Genre: Experimental/Avantgarde Extreme Metal

VÖ-Datum: 21.04.2008

Label: Nocturnal Art/Candlelight

Spielzeit 1:01:34

Besetzung:
- Torstein J. Nipe (git, b, key)
- Espen A.R. Aulie (voc)
- Glenn Ferguson (dr)


Tracklist:
01. The Tunguska Incident (8:44)
02. Sierra Day (5:53)
03. Phobos Anomaly (6:19)
04. An Exercese In Depth Of Field (12:15)
05. At His Wit's End (7:59)
06. Cloudscaper (7:42)
07. Prime Warring Eschatalogist (12:38)

Ein nicht gerade kurz gegriffener Stilmix aus "Progressive Rock, Extreme Metal und Jazz" soll den erwarten, der sich entschließt, seine Ohren für gut eine Stunde den drei (zumindest hierzulande) nahezu unbekannten Herren von ANSUR aus Drammen zu leihen. Und bereits das CD-Cover der Norweger, die außer einer Demo und einem Longplayer namens Axiom noch nix auf dem Kerbholz haben, nimmt sich geradezu psychedelisch und damit recht spektakulär aus.
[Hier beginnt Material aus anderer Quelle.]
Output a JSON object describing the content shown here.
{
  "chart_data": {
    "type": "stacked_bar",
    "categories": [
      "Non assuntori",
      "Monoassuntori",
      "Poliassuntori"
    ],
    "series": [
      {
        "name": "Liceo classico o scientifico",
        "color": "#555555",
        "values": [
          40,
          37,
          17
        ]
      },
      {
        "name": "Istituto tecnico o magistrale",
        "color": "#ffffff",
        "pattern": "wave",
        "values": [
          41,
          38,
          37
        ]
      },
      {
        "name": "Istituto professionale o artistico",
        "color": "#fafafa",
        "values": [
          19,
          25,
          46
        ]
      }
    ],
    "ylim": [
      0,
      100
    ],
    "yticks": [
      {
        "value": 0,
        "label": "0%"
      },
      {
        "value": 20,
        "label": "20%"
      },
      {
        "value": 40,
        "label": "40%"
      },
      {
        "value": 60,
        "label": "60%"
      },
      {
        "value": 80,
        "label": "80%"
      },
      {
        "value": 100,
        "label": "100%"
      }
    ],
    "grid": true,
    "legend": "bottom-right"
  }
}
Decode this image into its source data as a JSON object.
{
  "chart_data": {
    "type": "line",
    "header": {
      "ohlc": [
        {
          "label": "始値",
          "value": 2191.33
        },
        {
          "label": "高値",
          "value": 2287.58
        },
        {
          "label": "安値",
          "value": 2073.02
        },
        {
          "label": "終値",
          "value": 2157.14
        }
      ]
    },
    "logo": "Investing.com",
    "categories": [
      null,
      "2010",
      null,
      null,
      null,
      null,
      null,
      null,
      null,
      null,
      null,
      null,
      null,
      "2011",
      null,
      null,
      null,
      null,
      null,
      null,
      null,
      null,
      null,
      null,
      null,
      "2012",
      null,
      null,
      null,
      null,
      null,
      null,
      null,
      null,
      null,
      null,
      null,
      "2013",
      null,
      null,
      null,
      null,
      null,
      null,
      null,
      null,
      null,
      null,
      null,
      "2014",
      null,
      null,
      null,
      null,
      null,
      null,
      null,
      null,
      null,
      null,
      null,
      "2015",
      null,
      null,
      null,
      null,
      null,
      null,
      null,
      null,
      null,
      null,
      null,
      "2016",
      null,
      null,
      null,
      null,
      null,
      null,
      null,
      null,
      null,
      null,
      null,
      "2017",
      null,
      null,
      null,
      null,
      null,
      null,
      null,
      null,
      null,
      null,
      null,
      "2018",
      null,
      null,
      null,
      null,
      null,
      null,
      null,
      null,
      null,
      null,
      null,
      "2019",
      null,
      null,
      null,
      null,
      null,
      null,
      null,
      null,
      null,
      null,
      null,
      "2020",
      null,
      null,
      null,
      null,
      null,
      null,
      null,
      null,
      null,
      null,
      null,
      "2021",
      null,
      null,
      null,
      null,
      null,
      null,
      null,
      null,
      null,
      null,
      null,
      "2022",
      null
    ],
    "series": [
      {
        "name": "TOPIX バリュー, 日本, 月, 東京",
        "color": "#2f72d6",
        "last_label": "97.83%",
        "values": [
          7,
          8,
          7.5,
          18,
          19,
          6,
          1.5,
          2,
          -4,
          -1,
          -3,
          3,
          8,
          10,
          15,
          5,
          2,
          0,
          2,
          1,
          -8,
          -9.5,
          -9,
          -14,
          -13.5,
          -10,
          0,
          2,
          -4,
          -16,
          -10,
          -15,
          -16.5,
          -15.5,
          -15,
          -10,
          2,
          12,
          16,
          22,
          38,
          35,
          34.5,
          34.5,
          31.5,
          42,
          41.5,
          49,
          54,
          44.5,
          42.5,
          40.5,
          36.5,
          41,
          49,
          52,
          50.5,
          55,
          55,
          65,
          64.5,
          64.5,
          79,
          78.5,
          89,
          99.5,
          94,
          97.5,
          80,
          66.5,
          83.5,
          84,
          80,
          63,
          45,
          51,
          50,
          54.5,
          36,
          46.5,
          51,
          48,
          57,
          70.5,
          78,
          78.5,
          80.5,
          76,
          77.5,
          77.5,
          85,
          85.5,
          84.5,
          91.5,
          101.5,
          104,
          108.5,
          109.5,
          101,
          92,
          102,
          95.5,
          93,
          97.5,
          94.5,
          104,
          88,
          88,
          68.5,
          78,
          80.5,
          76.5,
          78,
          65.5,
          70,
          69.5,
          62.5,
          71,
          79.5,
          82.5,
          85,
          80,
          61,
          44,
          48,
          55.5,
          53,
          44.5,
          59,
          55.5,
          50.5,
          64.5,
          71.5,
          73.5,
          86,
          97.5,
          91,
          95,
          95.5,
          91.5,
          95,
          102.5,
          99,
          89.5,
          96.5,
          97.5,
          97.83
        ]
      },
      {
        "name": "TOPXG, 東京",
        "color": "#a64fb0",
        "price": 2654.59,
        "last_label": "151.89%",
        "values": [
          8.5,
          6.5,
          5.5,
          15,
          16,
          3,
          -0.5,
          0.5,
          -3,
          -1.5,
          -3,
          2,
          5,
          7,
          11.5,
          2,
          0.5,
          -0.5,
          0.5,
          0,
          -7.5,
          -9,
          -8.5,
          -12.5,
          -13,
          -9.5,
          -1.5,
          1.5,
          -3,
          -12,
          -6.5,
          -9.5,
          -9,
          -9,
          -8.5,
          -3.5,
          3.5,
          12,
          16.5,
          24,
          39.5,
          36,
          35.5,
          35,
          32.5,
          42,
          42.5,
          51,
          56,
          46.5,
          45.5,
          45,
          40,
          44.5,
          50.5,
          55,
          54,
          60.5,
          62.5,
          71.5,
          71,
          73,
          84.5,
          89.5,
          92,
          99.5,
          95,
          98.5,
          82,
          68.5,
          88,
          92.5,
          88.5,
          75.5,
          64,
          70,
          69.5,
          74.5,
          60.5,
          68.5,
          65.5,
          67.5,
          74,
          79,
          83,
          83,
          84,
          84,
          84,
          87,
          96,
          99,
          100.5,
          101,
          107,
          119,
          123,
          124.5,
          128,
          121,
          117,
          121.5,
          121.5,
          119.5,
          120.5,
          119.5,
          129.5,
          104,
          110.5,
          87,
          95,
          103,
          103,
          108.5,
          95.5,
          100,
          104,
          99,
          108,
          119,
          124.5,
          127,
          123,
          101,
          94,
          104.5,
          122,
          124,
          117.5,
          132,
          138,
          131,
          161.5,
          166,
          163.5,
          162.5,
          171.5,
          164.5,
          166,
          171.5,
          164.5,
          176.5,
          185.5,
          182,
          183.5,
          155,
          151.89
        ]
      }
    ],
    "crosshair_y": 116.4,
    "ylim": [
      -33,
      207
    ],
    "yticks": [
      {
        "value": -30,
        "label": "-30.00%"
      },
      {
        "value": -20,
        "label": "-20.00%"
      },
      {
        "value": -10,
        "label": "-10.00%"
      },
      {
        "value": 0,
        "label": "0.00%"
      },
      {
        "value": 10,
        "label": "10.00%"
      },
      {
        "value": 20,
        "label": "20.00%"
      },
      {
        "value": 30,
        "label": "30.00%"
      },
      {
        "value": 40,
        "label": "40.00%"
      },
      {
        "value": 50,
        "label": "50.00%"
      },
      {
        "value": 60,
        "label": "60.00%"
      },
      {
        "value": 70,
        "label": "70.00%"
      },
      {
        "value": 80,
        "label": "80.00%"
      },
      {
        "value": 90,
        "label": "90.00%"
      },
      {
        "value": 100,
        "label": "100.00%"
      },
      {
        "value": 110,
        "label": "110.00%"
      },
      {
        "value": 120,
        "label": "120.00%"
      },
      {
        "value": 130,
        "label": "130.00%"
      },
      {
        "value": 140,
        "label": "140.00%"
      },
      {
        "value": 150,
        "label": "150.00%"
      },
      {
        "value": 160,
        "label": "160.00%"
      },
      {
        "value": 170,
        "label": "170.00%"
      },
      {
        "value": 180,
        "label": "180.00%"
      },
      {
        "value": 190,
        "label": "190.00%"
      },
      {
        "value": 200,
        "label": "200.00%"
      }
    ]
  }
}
Ebenso wie die Songtitel, die es schon im Vorraus verstehen, Interesse zu wecken.
Na, wenn das mal nicht auf Großes hoffen lässt...

Hierbei sei vorweggenommen, dass die Band auf dem Album einige Eigenheiten aufweist, die symptomatisch für alle Songs sind und das Album zu einem komplexen Hörgenuss machen, der sich wohl erst bei mehrmaligem Hören lohnt:
Streitbar dürften Espen Aulies Vocals sein, die so eigenwillig sind, dass ich gar nicht sagen kann, was genau er da macht... entweder er singt Melodien in ultradreckigem Stil oder er growlt und wurschtelt dabei noch irgendwie sowas wie eine Melodie in seine Stimme... höchst gewöhnungsbedürftig, wenn auch alles andere als uninteressant.
Dann wären da zum einen die sehr unkonventionelle und komplexe Harmonik (v.a. Gitarrenstimme), die wohl zusammen mit den vielen verschiedenen Rhythmen dafür verantwortlich ist, dass man die Scheibe mehrmals durchhören sollte, bevor man sich ein Urteil erlaubt. Dieses Stilmittel wirkt von Durchlauf zu Durchlauf ansprechender.
Und zum anderen die eben genannten vielfältigen rhythmischen Strukturen innerhalb der Songs. Dies mag anfangs ebenfalls irritieren, macht aber mit der Zeit immer mehr Spaß, da es den Songs zu einem gerüttelt Maß an Kurzweil verhilft und dafür sorgt, dass man immer neue Details entdeckt, wenn man sich das ganze nochmal von vorne reinzieht.
Dazu gesellt sich ein sehr spezieller, fast etwas roher, mit der Stimmung der Songs jedoch perfekt korrespondierender Sound.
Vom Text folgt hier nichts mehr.